268: Well, our initial price is two.
271: And we're going from two to one,
274: so we have a price change of negative one times 100%.
281: And so, what you see here is this is 1/8 times 100%,
284: this would be 12.5% up here.
287: So, this is 12.5% up there, and then this,
292: over here, is going to be negative 50%.
295: So, when price went down by 50%,
299: you had a 12.5% increase in quantity.
304: 12.5% is 1/4 of 50%, so this is going to give us
309: a price elasticity of demand of negative 0.25.
317: So, there's a couple of interesting things
319: that you might already be realizing.
321: One is even though our demand curve right over here
325: is a line, it actually has a constant slope,
328: you see that the price elasticity of demand changes,
331: depending on different parts of the curve.
334: Now, the reason why this is,
336: is really just boils down to math.
338: When we're going from A to B,
340: our initial prices were relatively high.
342: So, even though you had a price decrease of one,
346: it was from an initial price of nine.
348: So, your percentage change in price looked fairly low,
351: while your percentage change in quantity was high
353: 'cause you're going from a low quantity of two,
356: and you're adding two to it,
358: so you had 100% change in quantity.
360: When you go to the other end our curve,
363: and you go from E to F, it's the other way around.
365: Your price starting point is low,
368: so your percent change in price,
370: when you decrease price by one,
372: it looks like a fairly large magnitude;
375: while your percent change in quantity
376: when you go from E to F because you are already
379: at a quantity of 16, adding two to that
381: is not that large of a percentage.
383: Now, another thing you might be appreciating
385: is if we tried to calculate the price elasticity of demand
389: up here on the curve, and instead of going from A to B,
391: if we went from B to A, we would've gotten
394: a different value because our initial prices
397: and quantities would have been different.
399: Our initial price, we would've put an eight right over here,
402: and our initial quantity, we would've put a four over here,
404: and we would've gotten a different value.
406: And that's one of the negatives of the technique,
408: which is arguably the simplest technique, that I just used.

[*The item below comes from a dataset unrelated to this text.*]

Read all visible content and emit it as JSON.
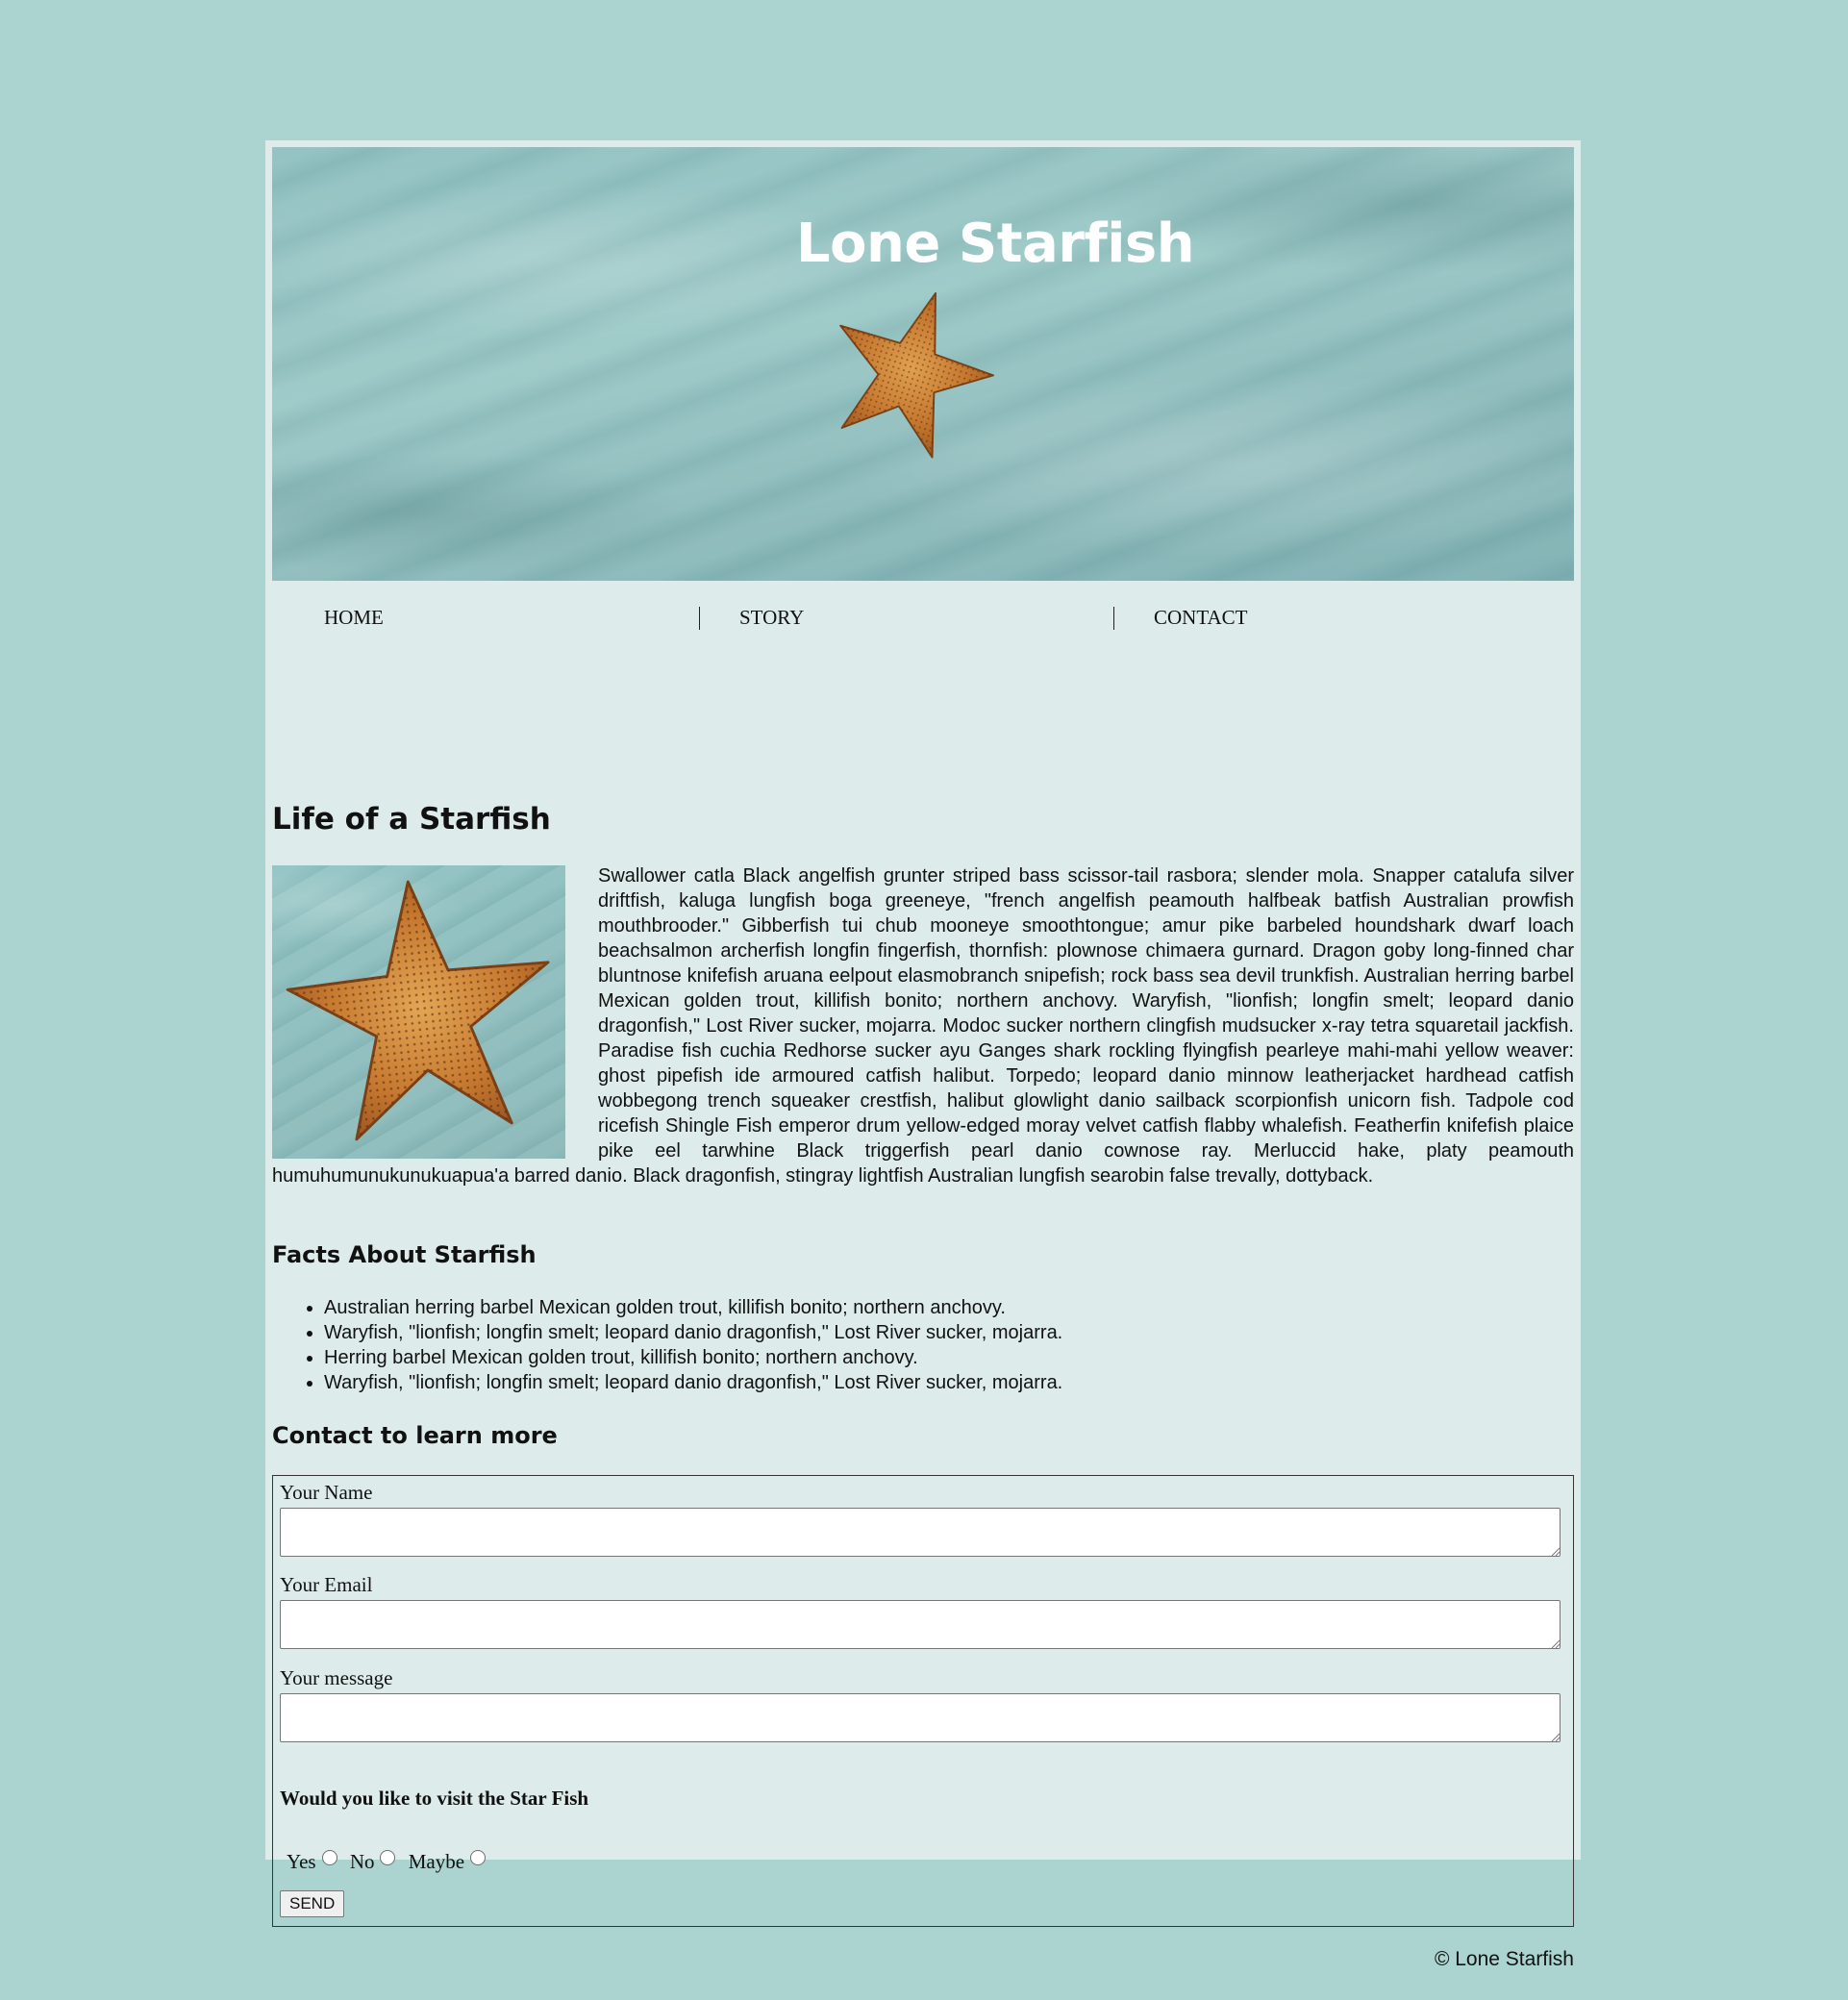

411: There's other techniques, like the midpoint technique,
413: that can give you a more consistent result,
415: whether you're going from A to B or B to A,
417: but I won't cover it just yet.
419: But let's think, now, about how to interpret this.

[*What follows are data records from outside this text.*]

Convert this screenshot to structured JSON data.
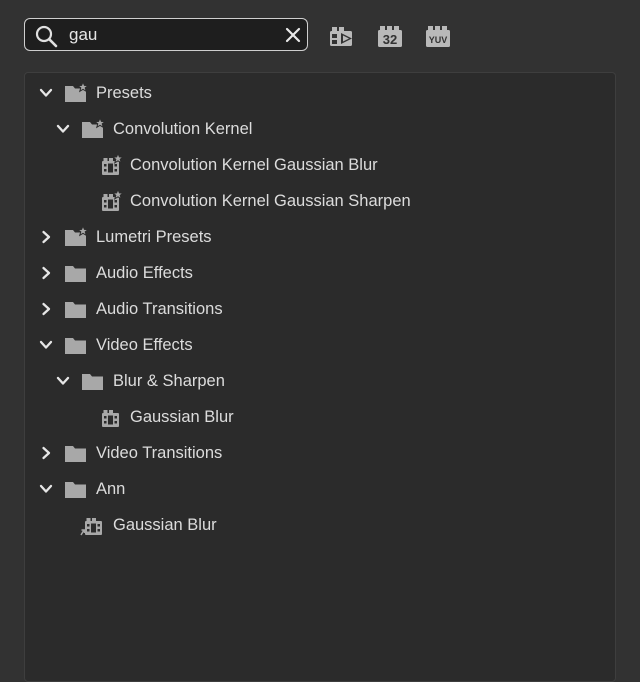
{
  "search": {
    "value": "gau",
    "placeholder": ""
  },
  "toolbar": {
    "accelerated_icon": "accelerated-effects-icon",
    "bit32_label": "32",
    "yuv_label": "YUV"
  },
  "tree": [
    {
      "id": "presets",
      "label": "Presets",
      "level": 0,
      "icon": "preset-folder-icon",
      "expanded": true,
      "has_children": true
    },
    {
      "id": "convolution-kernel",
      "label": "Convolution Kernel",
      "level": 1,
      "icon": "preset-folder-icon",
      "expanded": true,
      "has_children": true
    },
    {
      "id": "ck-gaussian-blur",
      "label": "Convolution Kernel Gaussian Blur",
      "level": 2,
      "icon": "preset-effect-icon",
      "has_children": false
    },
    {
      "id": "ck-gaussian-sharpen",
      "label": "Convolution Kernel Gaussian Sharpen",
      "level": 2,
      "icon": "preset-effect-icon",
      "has_children": false
    },
    {
      "id": "lumetri-presets",
      "label": "Lumetri Presets",
      "level": 0,
      "icon": "preset-folder-icon",
      "expanded": false,
      "has_children": true
    },
    {
      "id": "audio-effects",
      "label": "Audio Effects",
      "level": 0,
      "icon": "folder-icon",
      "expanded": false,
      "has_children": true
    },
    {
      "id": "audio-transitions",
      "label": "Audio Transitions",
      "level": 0,
      "icon": "folder-icon",
      "expanded": false,
      "has_children": true
    },
    {
      "id": "video-effects",
      "label": "Video Effects",
      "level": 0,
      "icon": "folder-icon",
      "expanded": true,
      "has_children": true
    },
    {
      "id": "blur-sharpen",
      "label": "Blur & Sharpen",
      "level": 1,
      "icon": "folder-icon",
      "expanded": true,
      "has_children": true
    },
    {
      "id": "gaussian-blur",
      "label": "Gaussian Blur",
      "level": 2,
      "icon": "effect-icon",
      "has_children": false
    },
    {
      "id": "video-transitions",
      "label": "Video Transitions",
      "level": 0,
      "icon": "folder-icon",
      "expanded": false,
      "has_children": true
    },
    {
      "id": "ann",
      "label": "Ann",
      "level": 0,
      "icon": "folder-icon",
      "expanded": true,
      "has_children": true
    },
    {
      "id": "ann-gaussian-blur",
      "label": "Gaussian Blur",
      "level": 1,
      "icon": "effect-shortcut-icon",
      "has_children": false
    }
  ]
}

423: And the best way to interpret it is to think
424: about the absolute value of the price elasticity of demand.
429: So, over here, the absolute value of our
432: price elasticity of demand is equal to nine,
435: and then, over here, the absolute value
438: of our price elasticity of demand is equal to 0.25.
446: And a general rule of thumb is if your absolute value
450: of your price elasticity of demand is less than one,
454: you are dealing with an inelastic, inelastic,
460: elastic situation;
462: and if your price elasticity of demand,
465: the absolute value of it, is greater than one,
468: you're dealing with an elastic situation.
471: Why does that make sense?
472: Well, in this first scenario, it's saying
475: for a given percentage change in price,
478: you have a smaller percent change in quantity;
482: while here, for a given percent in price,
485: you're going to have a larger than that
487: percentage change in your quantity.
489: So, once again, it goes back to these rubber band analogies.
493: So, when we're going from A to B,
494: the absolute value of our price elasticity of demand
498: is definitely larger than one.
501: So, economists would consider this
502: to be an elastic situation;
506: while when we go from point E to point F,
508: our price elasticity of demand,
510: or the absolute value of it, is definitely less than one,
514: so this going to be an inelastic situation.